The former prime minister said he had read a biography of Leon Trotsky after returning home from playing a concert, and that it was “like a light going on”.
He also said the dalliance with Trotskyism – which lasted less than a year – had meant that he “really understands” the left-wing politics.
Mr Blair gave the account in a BBC Radio 4 interview with Peter Hennessey for his Reflections programme.
He revealed he had “toyed with Marxism” ideologies after going through the first volume of Isaac Deutscher’s biography of Trotsky.
“When I got back, I picked it up and started to read it. And I literally didn't stop reading it all night. It opened a different world to me,” he said.
“I suddenly thought the world's full of these extraordinary causes and injustices and here’s this guy Trotsky who was so inspired by all of this that he went out to create a Russian revolution and changed the world. I think it’s a very odd thing – just literally it was like a light going on.
“And even though, you know, over time I left that side of politics behind, the notion of having a cause and a purpose and one bigger than yourself or your own ambition – and I think probably allied at the same time to coming to religious faith – that changed my life in that period.”
Asked whether it was fair to say he had been “a Trot”, he replied: “Yeah. In that sense I was, actually…

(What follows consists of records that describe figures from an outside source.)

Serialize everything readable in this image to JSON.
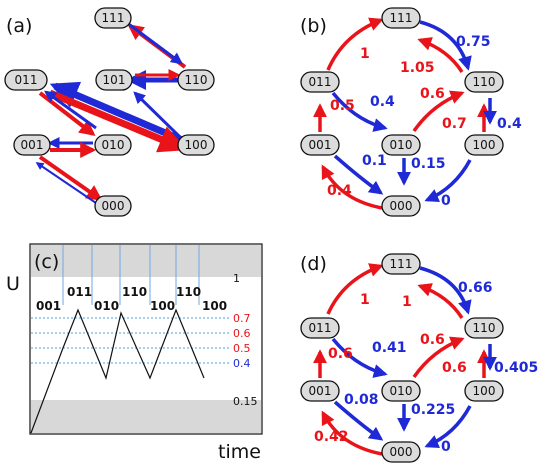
{
  "colors": {
    "red": "#e8141a",
    "blue": "#1f2ad6",
    "node_fill": "#dcdcdc",
    "gray_band": "#d8d8d8",
    "grid_blue": "#6fa8dc",
    "dotted_level": "#4aa3df"
  },
  "panels": {
    "a": {
      "label": "(a)",
      "nodes": [
        "111",
        "011",
        "101",
        "110",
        "001",
        "010",
        "100",
        "000"
      ]
    },
    "b": {
      "label": "(b)",
      "nodes": [
        "111",
        "011",
        "110",
        "001",
        "010",
        "100",
        "000"
      ],
      "rates": [
        {
          "text": "1",
          "color": "red"
        },
        {
          "text": "0.75",
          "color": "blue"
        },
        {
          "text": "1.05",
          "color": "red"
        },
        {
          "text": "0.5",
          "color": "red"
        },
        {
          "text": "0.4",
          "color": "blue"
        },
        {
          "text": "0.6",
          "color": "red"
        },
        {
          "text": "0.7",
          "color": "red"
        },
        {
          "text": "0.4",
          "color": "blue"
        },
        {
          "text": "0.1",
          "color": "blue"
        },
        {
          "text": "0.15",
          "color": "blue"
        },
        {
          "text": "0.4",
          "color": "red"
        },
        {
          "text": "0",
          "color": "blue"
        }
      ]
    },
    "c": {
      "label": "(c)",
      "yaxis": "U",
      "xaxis": "time",
      "state_labels": [
        "001",
        "011",
        "010",
        "110",
        "100",
        "110",
        "100"
      ],
      "levels": [
        {
          "text": "1",
          "color": "#111111"
        },
        {
          "text": "0.7",
          "color": "red"
        },
        {
          "text": "0.6",
          "color": "red"
        },
        {
          "text": "0.5",
          "color": "red"
        },
        {
          "text": "0.4",
          "color": "blue"
        },
        {
          "text": "0.15",
          "color": "#111111"
        }
      ]
    },
    "d": {
      "label": "(d)",
      "nodes": [
        "111",
        "011",
        "110",
        "001",
        "010",
        "100",
        "000"
      ],
      "rates": [
        {
          "text": "1",
          "color": "red"
        },
        {
          "text": "0.66",
          "color": "blue"
        },
        {
          "text": "1",
          "color": "red"
        },
        {
          "text": "0.6",
          "color": "red"
        },
        {
          "text": "0.41",
          "color": "blue"
        },
        {
          "text": "0.6",
          "color": "red"
        },
        {
          "text": "0.6",
          "color": "red"
        },
        {
          "text": "0.405",
          "color": "blue"
        },
        {
          "text": "0.08",
          "color": "blue"
        },
        {
          "text": "0.225",
          "color": "blue"
        },
        {
          "text": "0.42",
          "color": "red"
        },
        {
          "text": "0",
          "color": "blue"
        }
      ]
    }
  }
}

“It was reasonably brief, let’s say. But I really understand that politics, by the way, because I was in and around it for long enough – it wasn’t more than a year probably – but in and around it long enough to understand it and then come, finally, to the conclusion that it wasn’t right.”
Mr Blair steered Labour away from leftism during his time at the helm, and his leadership was punctuated by frequent rebellions from those who identified more strongly with Marxist thought.
Elsewhere in the interview, Mr Blair said the so-called “Granita pact” with Gordon Brown had not been sealed at the restaurant which gave it its name, but in a “couple of different places in Edinburgh”.